看起来,就像两个刚刚放学回家、等待家长检查作业的,最普通不过的小学女生。一种属于孩童的、略带拘谨的纯洁和无辜感,从这规整的衣着中透出来。

但这画面发生在这个污浊、杂乱、弥漫着欲望和绝望气味的房间里,发生在王力那双逐渐燃起炽热火焰的眼睛面前。极致的纯洁装扮与极致的污秽环境,乖巧的学生外表与她们即将面临的命运,形成了尖锐到刺眼的讽刺和反差。

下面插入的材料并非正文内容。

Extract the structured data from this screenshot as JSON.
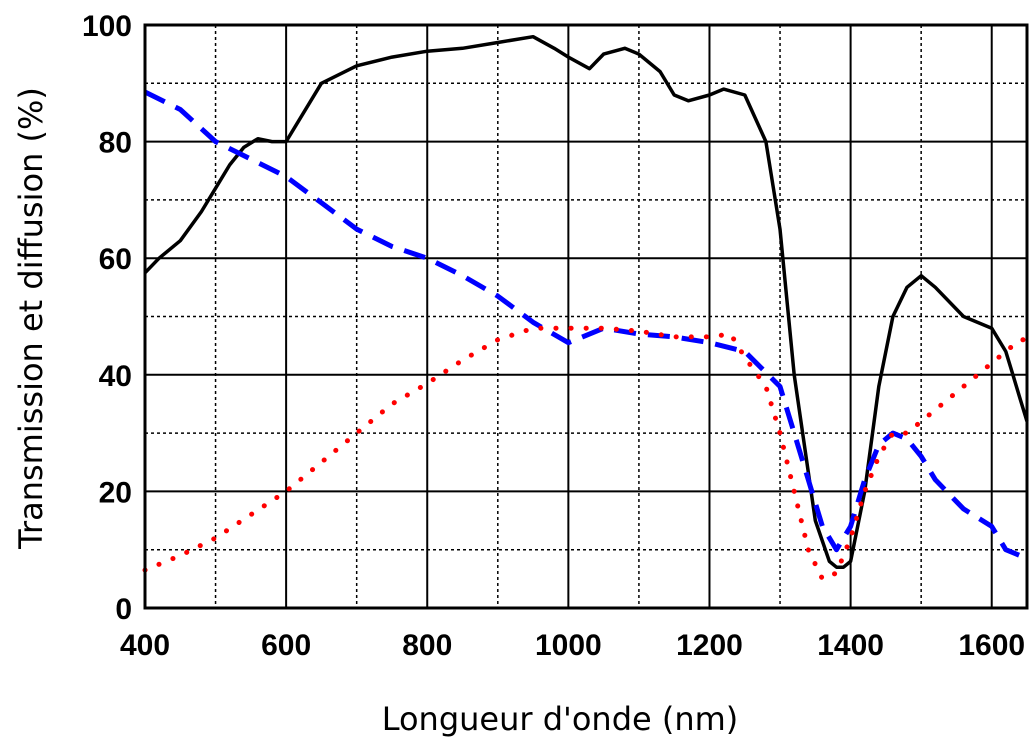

王力的呼吸明显加重了。他的目光像沾了胶水,粘在姐妹俩身上,从她们衬衫领口露出的纤细脖颈,到衬衫下几乎平坦的、微微起伏的胸口,再到百褶裙下那双并拢的、光裸的腿。校服规整的线条和面料,此刻在他眼中成了最具诱惑力的包装纸,亟待撕开。

他坐在椅子上,向后靠了靠,双手搭在扶手上,像一个审视自己所有物的国王。

“过来。”他说,声音有点沙哑。

姐妹俩对视一眼,姐姐轻轻推了推妹妹,两人慢慢挪到王力面前,依旧低着头。

“看着我。”王力命令。

她们抬起头。姐姐蓝色的眼睛里是认命的平静和深处的一丝恐惧,妹妹浅绿色的眼睛里则更多是病后的虚弱和茫然。

王力看着这两张穿着校服的、稚气未脱的脸,一种扭曲的兴奋感在血管里奔流。他缓缓开口,语气刻意放得平稳,却带着不容置疑的掌控力:

“从现在开始,在这个家里…” 他刻意停顿,强调“家”这个字,“你们叫我‘爸爸’。明白吗?”

姐妹俩都愣住了。尤其是姐姐,这个称呼在绝望乞求时出口是一种手段,此刻被正式要求,则是一种身份的彻底钉死,一种角色扮演的强制枷锁。她的嘴唇颤动了一下。

“说。”王力催促,目光变得锐利。

姐姐闭了闭眼,再睁开时,里面只剩下空洞。“是…爸爸。”声音细微。

妹妹跟着嗫嚅:“爸爸…”

“大声点。”

“是,爸爸。”姐姐的声音提高了一点,干涩。

“爸爸。”妹妹的声音也大了一些,带着怯生生的哭腔。

这两声“爸爸”,在这特定的情境下,由穿着标准校服的她们喊出,如同最强的催化剂,轰然点燃了王力所有的黑暗欲望。一种乱伦般的禁忌快感,混合着对“纯洁学生”的亵渎欲和绝对的支配感,让他下体瞬间硬得发痛,几乎要顶穿裤子。

他脸上露出一丝笑容,但那笑容里没有温度,只有欲望燃烧的光。

“好,过来,我的好女儿们。”他朝姐姐勾勾手指,语气甚至刻意带上一点“慈爱”,显得格外怪异,“今天在学校怎么样?嗯?”

姐姐僵硬地向前走了一小步,停在王力触手可及的地方。王力伸出手,不是粗暴地拉扯,而是用一种看似温和、实则充满掌控意味的动作,抚摸她金色的头发,然后手指滑过她的脸颊,感受着皮肤的光滑和冰凉。

“很…很好,爸爸。”姐姐低声回答,身体因为他的触碰而微微颤抖。